The following recounts the experience of one of our United Church of Canada’s ordained ministers (used with the person’s full permission).

“I can remember it well. It was your typical day in the church office, I went to the phone to call an official of the church. As soon as the official answered my call I was in for it. I found myself being wrapped on the knuckles for an error I had done. It was nothing sexual or anything like that. But the reality is that I had made a mistake. To be fair the person was doing his job and I hold no ill will towards him. I was being reprimanded and unfortunately, I was not given an opportunity to explain myself. I got up from the conversation, gathered my belonging and went immediately to my car. In the car, my life fell apart. I had an emotional breakdown. I felt alone and as though the walls were closing in on me. In my desperation, I bawled and begged God to take my life! It was during that experience I heard myself asking a question I had asked once before, “where is my pastor?” To whom could I turn to help me sort out the emotional morass in which I found myself? Who would be the one to offer me pastoral care? Who was the one I could believe would genuinely hear me and I could trust not to use my issues against me? There was no pastor and the next days, although I felt hollow and numb inside, I was back in the church doing my job and giving the pastoral charge my best “game face.”

The specifics may differ from minister to minister, but if I were a gambling man I would have made a wager that the experience of needing a pastoral shoulder cited above is not a unique one.

The month of October is considered by some as Pastor Appreciation Month. It is supposed to be a time where congregations can intentionally express their appreciation for the ministry offered by their ministry personnel. The vocation of the ministry personnel is part of the helping ministries of the church; service to help others. It falls to the ministry personnel to support and help persons during what is called those critical times in the lives of individuals and families. At times, we call this pastoral care, and it, according to The United Church of Canada, is something that the ministry personnel is either ordained, commissioned, or designated to do.

Ministry at the best of times is difficult. The pressures on the minister, and the ministerial family, are great and can lead to ministry burnout, isolation, or disillusionment. The susceptibility of ministry personnel to depression and other mental illnesses are well documented. In 2013, for example, the Huffington Post carried an article which declared that ministers are at a great risk of developing depression and anxiety disorders.

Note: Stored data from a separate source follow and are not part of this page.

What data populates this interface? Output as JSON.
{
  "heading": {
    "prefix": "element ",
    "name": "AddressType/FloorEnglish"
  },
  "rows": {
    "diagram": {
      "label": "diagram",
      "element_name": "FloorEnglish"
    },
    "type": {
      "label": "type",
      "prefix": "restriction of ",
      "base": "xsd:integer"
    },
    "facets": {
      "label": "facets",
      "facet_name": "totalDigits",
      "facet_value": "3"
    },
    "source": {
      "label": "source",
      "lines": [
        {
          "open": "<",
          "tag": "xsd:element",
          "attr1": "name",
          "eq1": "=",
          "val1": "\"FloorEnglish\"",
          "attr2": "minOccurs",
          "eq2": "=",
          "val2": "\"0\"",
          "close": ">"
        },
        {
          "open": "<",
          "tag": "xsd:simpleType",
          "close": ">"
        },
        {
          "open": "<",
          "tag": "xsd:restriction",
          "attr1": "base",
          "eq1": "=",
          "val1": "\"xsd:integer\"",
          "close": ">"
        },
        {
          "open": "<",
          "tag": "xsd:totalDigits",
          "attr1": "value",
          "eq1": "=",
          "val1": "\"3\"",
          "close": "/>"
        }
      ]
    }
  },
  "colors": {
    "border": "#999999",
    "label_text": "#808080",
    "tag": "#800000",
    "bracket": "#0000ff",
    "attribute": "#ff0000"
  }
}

Many ministers have, in one way or another, passed through the times of feeling alone and having to suffer their pain silently. These pressures may be caused by the pastoral charge, the wider church, or by the personal and domestic situations of the minister. The obligation of boundaries causes some ministers to believe that we are not there to be friends to people in the congregation. Boundaries also remind us that it is not correct to off load our problems on to the congregation members. Sometimes it has been the spouse or partner of the minister who knows that the pillows have been tear stained because of the issues being faced. Even so many ministry partners will also admit that they have been shielded by the minister from many of these realities in the pastoral charge.

So, what happens when the one in the helping profession needs help? If ministry is so complex, then who are the ones set aside to support ministers through the entanglements of serving in a pastorate? At times, it can appear that church courts really do not care about the ministry personnel so long as he or she gives a reasonable sermon each Sunday and is available for what the pastorate and the wider church needs to be done.

I am concerned about the presence (or more specifically the absence) of the systemic institutional support available and given to ministers. I am even more concerned when I cast my view unto the changes that are to come to our structures. What I see in large part is a silence about the intentional support ministry that will be available for ministers. Let me acknowledge that the issues of the care and support of ministers is a responsibility that is shared. The minister has a responsibility to care for him- or herself. But the church also has a sacred responsibility in this regard. Part of the formation for ministry in our present age must include discussion on self-care and looking at some of the best practices that are occurring among ministers.

Under our current structures it is the presbytery which has a primary responsibility for the care and support of ministry personnel. Some presbyteries do a great job of this and honestly some seem to have forgotten this reality. So, when the presbyteries are no more, whose responsibility will it be to care for and support the minister? My sense of unease is not calmed when I read about some of the visions for the proposed Office of Vocation. What I see are mostly proposals to guide the business of organizational process; the paper pushing of processes and decision making. These things are important, we must, after all, have clear processes and procedures for candidature, admission, ministry formation, and discipline. But have we forgotten that ministers are human beings, not superhumans, and that they will need support?

So, this month I am raising my voice to ask the question of The United Church of Canada, who is the pastor to the pastors? As we contemplate restructuring who will have this responsibility? Both the regional councils and the Office of Vocation need to ensure that the provision of pastoral care for ministry personnel as an important concern, in addition to the administration responsibilities they will be tasked with. At the 42nd General Council in Corner Brook it was agreed that the proposed regional councils would have responsibility to "encouraging and supporting ministry personnel towards health, joy and excellence in ministry practice.” If this continues to be the plan, then the question of geographic size of a region becomes a point of concern. I would plead with the Boundaries Commission to give some contemplation to the need for effective support of ministry when they render their decision on the number and size of regional councils. 

The church, the body of Christ, has a fundamental responsibility to care and support all of its members. And one does not cease to be a member of the body of Christ because you become a ministry personnel. Any reason we can give to have a minister in a congregation to offer care to others must lead us to realize that the set of human beings called ministry personnel will at times also need the same ministry of support that is offered to the laity.

Could it be that one of the greatest ways, in the short and long run, to show appreciation to ministry personnel is to acknowledge the inherent pressures associated with the vocation and to ensure that the structures to support and care are in place institutionally? Also, in the event you have not done so yet, show some appreciation to the person who is the ministry personnel in your congregation. A simple, “thanks for the work you do” may go a far way in showing your support for that person.

—Paul Douglas Walfall is the ministry personnel in the Fort Saskatchewan Pastoral Charge in the Yellowhead Presbytery, Alberta and Northwest Conference.